A. Benchmarking on Simulated Data

• Setup: Simulated tumors with $k=7$ and $k=10$ clones, bulk coverage (50×/100×), and ultra-low scDNA-seq coverage (0.02×/0.05×).
• Comparison: ARBORIST (paired with CONIPHER or SAPLING) was compared against bulk-only methods (CONIPHER, SAPLING, GraphYC) and scDNA-seq-only methods (Phertilizer, SBMClone).
• Performance:
  • Accuracy: ARBORIST significantly outperformed all baselines in Ancestral Pair Recall (APR), Incomparable Pair Recall (IPR), and Clustered Pair Recall (CPR).
  • Robustness: The improvement was most pronounced at the lowest coverage (0.02×), where scDNA-seq-only methods failed to resolve ancestral relationships.
  • Clustering: ARBORIST improved the Adjusted Rand Index (ARI) for SNV clustering compared to the initial bulk-only clustering (PYCLONE-VI).

B. Biological Validation: Malignant Peripheral Nerve Sheath Tumor (MPNST)

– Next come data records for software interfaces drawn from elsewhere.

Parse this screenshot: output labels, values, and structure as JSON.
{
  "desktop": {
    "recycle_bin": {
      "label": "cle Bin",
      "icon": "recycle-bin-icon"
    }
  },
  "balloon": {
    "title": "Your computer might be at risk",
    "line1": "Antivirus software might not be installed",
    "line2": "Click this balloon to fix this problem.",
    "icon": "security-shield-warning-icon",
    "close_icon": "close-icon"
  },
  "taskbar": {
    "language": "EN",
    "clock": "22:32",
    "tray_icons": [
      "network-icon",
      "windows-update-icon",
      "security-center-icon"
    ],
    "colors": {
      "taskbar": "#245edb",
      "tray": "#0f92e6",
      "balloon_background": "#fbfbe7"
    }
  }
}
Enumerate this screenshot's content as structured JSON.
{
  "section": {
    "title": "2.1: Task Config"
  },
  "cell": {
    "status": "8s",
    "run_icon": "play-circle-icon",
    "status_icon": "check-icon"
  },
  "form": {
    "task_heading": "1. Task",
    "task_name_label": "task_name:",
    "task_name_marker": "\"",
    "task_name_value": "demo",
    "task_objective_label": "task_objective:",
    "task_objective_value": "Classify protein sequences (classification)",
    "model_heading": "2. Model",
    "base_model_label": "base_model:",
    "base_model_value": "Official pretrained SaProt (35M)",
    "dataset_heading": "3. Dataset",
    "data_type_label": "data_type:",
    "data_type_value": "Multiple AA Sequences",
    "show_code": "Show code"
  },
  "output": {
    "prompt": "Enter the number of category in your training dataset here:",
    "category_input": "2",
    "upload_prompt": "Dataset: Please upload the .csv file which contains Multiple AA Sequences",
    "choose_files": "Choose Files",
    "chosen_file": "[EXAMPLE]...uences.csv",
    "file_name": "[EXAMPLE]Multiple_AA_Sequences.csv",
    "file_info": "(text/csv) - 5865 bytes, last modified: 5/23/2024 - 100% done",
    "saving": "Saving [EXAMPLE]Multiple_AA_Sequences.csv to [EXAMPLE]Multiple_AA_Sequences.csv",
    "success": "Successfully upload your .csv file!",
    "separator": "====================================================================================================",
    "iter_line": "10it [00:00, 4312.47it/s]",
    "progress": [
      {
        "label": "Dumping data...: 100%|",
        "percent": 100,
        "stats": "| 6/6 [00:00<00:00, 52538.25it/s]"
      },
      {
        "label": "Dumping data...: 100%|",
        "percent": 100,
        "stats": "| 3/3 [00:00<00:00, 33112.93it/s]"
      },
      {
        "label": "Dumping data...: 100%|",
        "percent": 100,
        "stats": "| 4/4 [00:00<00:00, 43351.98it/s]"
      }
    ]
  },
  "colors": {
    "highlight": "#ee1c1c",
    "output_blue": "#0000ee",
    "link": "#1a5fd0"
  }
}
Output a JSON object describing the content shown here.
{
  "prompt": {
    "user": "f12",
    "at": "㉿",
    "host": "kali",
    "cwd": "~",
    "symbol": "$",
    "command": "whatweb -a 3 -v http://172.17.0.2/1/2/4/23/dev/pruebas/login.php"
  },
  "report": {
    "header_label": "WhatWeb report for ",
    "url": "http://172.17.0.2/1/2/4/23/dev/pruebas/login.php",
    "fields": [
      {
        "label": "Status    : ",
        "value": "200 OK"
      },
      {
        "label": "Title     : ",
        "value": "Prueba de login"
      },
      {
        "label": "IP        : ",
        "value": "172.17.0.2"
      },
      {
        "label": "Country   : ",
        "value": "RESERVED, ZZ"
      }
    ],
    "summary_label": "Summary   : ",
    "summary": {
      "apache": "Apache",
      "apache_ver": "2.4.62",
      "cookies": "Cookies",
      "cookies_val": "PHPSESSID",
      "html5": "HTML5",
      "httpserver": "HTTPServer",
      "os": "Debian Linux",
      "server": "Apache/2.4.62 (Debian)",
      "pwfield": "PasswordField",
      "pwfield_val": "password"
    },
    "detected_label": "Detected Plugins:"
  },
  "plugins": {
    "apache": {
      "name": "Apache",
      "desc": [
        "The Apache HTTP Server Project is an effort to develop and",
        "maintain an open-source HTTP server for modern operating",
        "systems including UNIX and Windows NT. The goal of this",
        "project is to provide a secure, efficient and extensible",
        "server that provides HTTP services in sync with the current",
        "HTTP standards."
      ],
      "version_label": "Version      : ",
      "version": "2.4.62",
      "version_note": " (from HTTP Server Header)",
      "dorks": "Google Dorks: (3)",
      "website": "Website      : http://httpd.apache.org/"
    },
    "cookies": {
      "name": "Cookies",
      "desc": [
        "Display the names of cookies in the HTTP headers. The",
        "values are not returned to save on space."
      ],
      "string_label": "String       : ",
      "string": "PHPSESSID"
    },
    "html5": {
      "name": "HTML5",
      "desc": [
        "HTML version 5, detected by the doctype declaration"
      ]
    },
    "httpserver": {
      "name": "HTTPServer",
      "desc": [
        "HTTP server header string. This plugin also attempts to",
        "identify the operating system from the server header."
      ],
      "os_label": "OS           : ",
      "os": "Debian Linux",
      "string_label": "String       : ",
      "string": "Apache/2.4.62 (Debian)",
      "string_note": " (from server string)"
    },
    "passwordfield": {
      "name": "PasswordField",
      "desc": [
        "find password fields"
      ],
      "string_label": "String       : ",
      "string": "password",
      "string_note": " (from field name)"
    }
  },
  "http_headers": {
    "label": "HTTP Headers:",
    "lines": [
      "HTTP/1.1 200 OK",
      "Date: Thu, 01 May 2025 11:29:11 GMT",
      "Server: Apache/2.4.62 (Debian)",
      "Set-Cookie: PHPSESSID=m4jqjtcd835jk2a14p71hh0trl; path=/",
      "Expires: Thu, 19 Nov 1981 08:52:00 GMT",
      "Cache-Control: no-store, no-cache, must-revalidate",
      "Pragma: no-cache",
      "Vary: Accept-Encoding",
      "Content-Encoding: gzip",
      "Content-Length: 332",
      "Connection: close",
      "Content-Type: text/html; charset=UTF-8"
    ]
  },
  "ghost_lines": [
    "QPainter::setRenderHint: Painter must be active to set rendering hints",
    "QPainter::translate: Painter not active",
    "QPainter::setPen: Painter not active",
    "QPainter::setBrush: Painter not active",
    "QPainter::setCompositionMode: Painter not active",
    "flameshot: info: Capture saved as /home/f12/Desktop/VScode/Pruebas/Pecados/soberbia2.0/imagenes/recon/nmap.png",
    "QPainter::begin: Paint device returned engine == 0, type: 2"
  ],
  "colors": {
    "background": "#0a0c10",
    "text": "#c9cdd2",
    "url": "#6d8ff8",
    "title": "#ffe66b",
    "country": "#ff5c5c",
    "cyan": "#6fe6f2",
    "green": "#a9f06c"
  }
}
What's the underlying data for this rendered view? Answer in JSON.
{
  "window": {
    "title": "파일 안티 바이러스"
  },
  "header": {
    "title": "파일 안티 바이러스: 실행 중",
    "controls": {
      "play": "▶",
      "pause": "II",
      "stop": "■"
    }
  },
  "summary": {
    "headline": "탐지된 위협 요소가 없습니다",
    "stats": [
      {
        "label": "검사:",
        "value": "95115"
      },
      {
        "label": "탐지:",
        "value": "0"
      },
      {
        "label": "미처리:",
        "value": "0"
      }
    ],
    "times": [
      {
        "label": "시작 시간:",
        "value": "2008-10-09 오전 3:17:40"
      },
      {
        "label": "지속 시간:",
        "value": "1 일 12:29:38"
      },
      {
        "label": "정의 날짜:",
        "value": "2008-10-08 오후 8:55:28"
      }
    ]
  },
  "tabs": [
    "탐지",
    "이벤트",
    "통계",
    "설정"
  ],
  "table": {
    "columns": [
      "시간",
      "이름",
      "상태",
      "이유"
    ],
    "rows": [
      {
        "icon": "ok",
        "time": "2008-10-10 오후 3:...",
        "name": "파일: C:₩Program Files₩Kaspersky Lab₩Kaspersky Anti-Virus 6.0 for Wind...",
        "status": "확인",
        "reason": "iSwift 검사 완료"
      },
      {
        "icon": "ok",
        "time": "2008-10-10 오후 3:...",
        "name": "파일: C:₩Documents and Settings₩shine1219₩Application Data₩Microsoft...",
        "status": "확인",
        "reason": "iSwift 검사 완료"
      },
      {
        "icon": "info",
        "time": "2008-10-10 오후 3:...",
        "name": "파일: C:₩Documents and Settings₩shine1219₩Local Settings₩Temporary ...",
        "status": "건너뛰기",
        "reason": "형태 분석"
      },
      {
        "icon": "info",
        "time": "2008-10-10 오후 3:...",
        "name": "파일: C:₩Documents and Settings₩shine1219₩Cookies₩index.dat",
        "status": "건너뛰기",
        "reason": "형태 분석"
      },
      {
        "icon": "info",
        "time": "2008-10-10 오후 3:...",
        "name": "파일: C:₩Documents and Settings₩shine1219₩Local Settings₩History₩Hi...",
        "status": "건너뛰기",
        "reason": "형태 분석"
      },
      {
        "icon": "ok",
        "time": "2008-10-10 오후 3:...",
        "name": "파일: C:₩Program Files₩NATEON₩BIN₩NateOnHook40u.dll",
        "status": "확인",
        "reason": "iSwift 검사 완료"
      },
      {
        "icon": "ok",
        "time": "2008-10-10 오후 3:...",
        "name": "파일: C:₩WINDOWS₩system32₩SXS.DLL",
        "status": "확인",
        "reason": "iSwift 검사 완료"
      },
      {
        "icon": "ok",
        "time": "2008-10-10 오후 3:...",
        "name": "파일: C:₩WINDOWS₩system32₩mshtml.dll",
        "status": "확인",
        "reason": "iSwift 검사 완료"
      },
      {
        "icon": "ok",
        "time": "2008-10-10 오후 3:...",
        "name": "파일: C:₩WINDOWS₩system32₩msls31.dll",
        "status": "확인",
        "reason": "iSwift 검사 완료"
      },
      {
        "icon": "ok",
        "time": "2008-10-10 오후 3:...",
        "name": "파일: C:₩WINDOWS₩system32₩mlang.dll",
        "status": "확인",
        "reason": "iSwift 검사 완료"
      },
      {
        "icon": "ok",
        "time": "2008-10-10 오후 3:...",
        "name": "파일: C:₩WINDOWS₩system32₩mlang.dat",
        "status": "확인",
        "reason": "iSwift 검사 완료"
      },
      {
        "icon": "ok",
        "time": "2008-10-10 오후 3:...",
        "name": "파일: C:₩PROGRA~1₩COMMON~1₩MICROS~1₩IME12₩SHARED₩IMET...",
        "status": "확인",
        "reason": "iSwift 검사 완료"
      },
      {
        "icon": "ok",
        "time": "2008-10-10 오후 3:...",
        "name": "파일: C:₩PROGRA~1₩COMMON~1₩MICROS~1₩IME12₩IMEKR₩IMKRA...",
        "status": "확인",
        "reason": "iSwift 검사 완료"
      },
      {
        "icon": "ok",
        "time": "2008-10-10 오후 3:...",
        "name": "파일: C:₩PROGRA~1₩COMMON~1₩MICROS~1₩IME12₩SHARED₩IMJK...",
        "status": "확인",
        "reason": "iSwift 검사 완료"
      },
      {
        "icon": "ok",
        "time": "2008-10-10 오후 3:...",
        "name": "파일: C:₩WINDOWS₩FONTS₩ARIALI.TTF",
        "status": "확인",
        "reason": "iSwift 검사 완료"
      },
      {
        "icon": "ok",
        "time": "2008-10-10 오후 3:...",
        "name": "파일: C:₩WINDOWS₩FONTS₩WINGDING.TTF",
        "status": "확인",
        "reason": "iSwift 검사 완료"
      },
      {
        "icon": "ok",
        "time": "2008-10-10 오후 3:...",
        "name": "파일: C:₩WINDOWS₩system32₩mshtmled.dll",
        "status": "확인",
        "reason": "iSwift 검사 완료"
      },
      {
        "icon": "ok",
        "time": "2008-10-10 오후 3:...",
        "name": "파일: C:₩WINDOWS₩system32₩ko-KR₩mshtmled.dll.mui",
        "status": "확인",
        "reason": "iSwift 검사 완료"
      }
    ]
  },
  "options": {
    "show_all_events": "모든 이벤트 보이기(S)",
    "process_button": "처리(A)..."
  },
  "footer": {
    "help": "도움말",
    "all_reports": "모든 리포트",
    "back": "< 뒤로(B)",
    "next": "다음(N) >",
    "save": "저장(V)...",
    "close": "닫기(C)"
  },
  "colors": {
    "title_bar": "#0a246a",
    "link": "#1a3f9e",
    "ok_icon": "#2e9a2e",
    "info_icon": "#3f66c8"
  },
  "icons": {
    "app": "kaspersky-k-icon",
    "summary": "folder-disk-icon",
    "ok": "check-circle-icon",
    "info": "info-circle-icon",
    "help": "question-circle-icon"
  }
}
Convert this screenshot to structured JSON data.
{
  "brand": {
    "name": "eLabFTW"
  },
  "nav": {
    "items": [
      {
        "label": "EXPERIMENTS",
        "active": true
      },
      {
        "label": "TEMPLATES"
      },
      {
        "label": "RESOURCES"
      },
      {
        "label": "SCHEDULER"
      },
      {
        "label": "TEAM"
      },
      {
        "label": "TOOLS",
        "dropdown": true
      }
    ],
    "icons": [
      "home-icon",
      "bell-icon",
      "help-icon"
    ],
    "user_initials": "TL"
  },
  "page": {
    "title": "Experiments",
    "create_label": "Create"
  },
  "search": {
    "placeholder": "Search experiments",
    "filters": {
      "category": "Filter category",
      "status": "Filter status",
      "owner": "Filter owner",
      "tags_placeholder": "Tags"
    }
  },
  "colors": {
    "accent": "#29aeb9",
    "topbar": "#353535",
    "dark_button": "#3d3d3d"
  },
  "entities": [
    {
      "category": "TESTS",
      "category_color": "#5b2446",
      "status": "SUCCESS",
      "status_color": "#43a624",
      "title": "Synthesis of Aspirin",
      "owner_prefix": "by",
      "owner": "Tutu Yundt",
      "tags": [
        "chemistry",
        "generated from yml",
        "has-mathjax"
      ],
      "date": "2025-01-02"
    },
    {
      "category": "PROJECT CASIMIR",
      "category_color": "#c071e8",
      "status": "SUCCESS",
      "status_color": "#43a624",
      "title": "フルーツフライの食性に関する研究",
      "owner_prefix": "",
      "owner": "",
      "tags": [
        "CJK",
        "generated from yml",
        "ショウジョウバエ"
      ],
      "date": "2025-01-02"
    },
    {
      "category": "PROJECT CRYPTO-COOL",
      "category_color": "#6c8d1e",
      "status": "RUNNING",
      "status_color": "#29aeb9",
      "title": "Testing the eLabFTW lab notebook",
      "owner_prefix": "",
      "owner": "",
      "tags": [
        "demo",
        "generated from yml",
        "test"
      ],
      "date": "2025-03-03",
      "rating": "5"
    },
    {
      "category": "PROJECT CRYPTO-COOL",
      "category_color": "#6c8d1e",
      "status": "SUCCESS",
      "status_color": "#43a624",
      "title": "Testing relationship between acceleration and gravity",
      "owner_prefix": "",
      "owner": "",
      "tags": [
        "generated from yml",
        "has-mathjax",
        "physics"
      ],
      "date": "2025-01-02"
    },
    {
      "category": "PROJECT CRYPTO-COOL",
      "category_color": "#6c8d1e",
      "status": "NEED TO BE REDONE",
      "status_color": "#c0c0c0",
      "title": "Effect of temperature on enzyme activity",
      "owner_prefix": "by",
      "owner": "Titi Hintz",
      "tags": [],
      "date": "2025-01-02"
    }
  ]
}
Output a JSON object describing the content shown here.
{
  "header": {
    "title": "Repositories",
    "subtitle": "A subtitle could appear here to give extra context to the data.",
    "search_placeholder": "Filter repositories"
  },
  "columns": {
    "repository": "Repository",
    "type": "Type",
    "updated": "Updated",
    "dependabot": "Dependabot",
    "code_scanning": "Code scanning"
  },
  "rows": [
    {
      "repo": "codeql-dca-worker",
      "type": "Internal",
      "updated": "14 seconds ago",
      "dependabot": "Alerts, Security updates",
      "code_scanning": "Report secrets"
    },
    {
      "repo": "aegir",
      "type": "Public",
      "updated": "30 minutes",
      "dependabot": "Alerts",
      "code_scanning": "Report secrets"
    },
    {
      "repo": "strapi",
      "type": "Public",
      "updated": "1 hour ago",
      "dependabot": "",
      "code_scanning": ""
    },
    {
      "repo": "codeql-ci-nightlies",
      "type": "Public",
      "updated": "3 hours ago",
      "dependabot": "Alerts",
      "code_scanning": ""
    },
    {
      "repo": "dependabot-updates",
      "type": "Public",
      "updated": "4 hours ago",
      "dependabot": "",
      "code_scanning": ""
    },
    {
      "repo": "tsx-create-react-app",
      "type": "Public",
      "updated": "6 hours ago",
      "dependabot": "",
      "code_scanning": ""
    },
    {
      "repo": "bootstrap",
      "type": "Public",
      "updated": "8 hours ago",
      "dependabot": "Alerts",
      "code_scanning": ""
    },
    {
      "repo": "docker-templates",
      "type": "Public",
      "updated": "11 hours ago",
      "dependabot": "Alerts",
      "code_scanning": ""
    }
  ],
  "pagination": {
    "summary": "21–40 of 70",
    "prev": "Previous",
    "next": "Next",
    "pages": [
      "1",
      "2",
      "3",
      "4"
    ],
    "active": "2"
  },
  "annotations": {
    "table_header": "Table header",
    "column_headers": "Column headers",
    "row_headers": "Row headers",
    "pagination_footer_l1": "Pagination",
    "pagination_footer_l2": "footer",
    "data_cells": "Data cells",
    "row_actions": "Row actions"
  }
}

• Dataset: Multi-region bulk sequencing (5 samples) and 3,190 single cells from a patient (GEM2.3).
• Process: Generated 100 candidate trees from CONIPHER and SAPLING; ARBORIST selected the top tree.
• Findings:
  • Tree Resolution: ARBORIST resolved evolutionary relationships between SNV clusters that were ambiguous in bulk data.
  • Denoising: It refined the initial DPClust clustering, redistributing SNVs to better-fitting clusters and identifying sample-specific (private) mutations.
  • Orthogonal Validation:
    • VAF Separation: The selected tree showed clear separation between "within-clade" and "outside-clade" VAFs, confirming correct assignment.
    • Copy Number Proxy: Using normalized binned read counts as a proxy for copy number, the ARBORIST-selected tree achieved the lowest Davies-Bouldin Index (DBI), indicating superior cluster coherence compared to other candidate trees.

5. Significance

• Bridging Modalities: ARBORIST provides a practical solution to leverage the high sensitivity of bulk sequencing for SNV detection and the high resolution of scDNA-seq for clonal ordering, overcoming the limitations of sparsity in single-cell data.
• Downstream Impact: By providing a single, high-confidence clone tree and refined SNV clusters, it enables more accurate downstream analyses, such as studying metastatic migration, therapeutic resistance, and copy number evolution.
• Future-Proofing: As low-pass scDNA-seq becomes more accessible and affordable, ARBORIST offers a scalable, open-source framework (Python) that avoids the computational intractability of fully joint probabilistic modeling while maintaining high accuracy.

In summary, ARBORIST transforms the challenge of ambiguous tumor phylogenies by using sparse single-cell data as a "tie-breaker" for bulk-inferred trees, significantly improving the reconstruction of cancer evolutionary histories.